Lockheed Martin has announced that the heat shield for NASA’s Mars 2020 rover has passed a critical testing milestone. The component was exposed to “flight-like thermal conditions,” according to the company, which confirmed its “physical integrity.” The heat shield will be used to help protect the rover as it enters the Martian atmosphere.
Lockheed Martin revealed the successful final static test in a post detailing the work. According to the company, this heat shield is half of the overall two-part shell that Lockheed Martin is building to protect the Mars 2020 lander from damage during its entry through Mars’ atmosphere.
The component is more than just a heat shield, though, with the company explaining that the component will also function as something like a “brake” for the lander, helping slow it down via aerodynamics for a (hopefully) successful landing.

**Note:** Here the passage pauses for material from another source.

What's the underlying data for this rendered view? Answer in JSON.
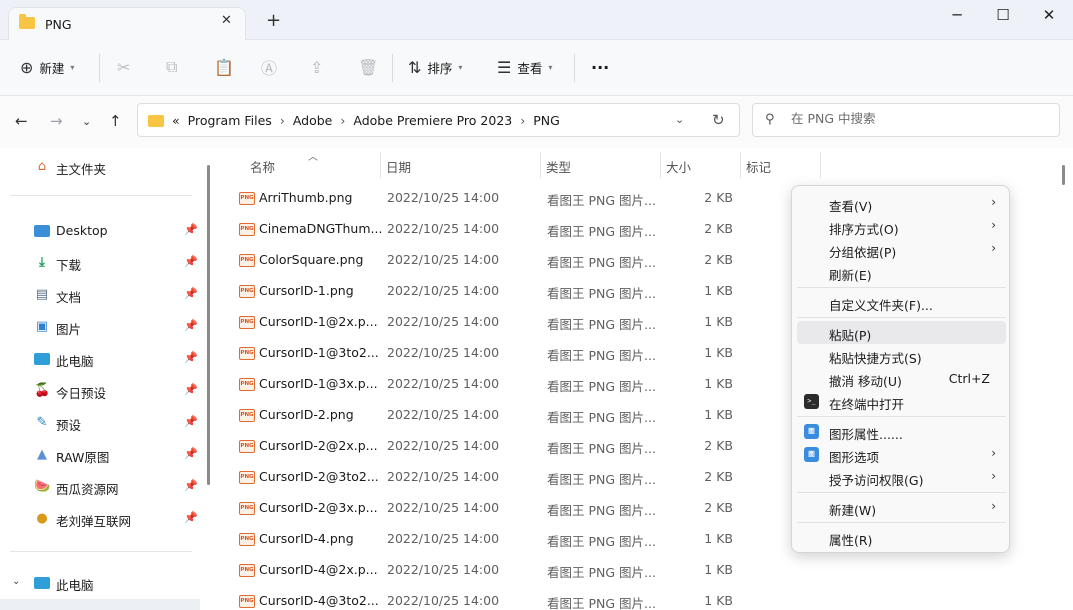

The spacecraft will enter the atmosphere at around 12,000 mph.
Lockheed Martin says it conducted this test on April 25; the heat shield experienced a load akin to what it will be subjected to during the harshest part of its actual Mars journey. During the entry phase, the heat shield will have to withstand around 140,000 pounds — to make sure it’s up for the task, Lockheed’s experts tested the component at 120-percent the expected load to be extra sure.
The team is now focused on applying Phenolic Impregnated Carbon Ablator thermal protection system tiles to the heat shield. The finished element will ultimately be mated with the backshell some time in early autumn, according to Lockheed.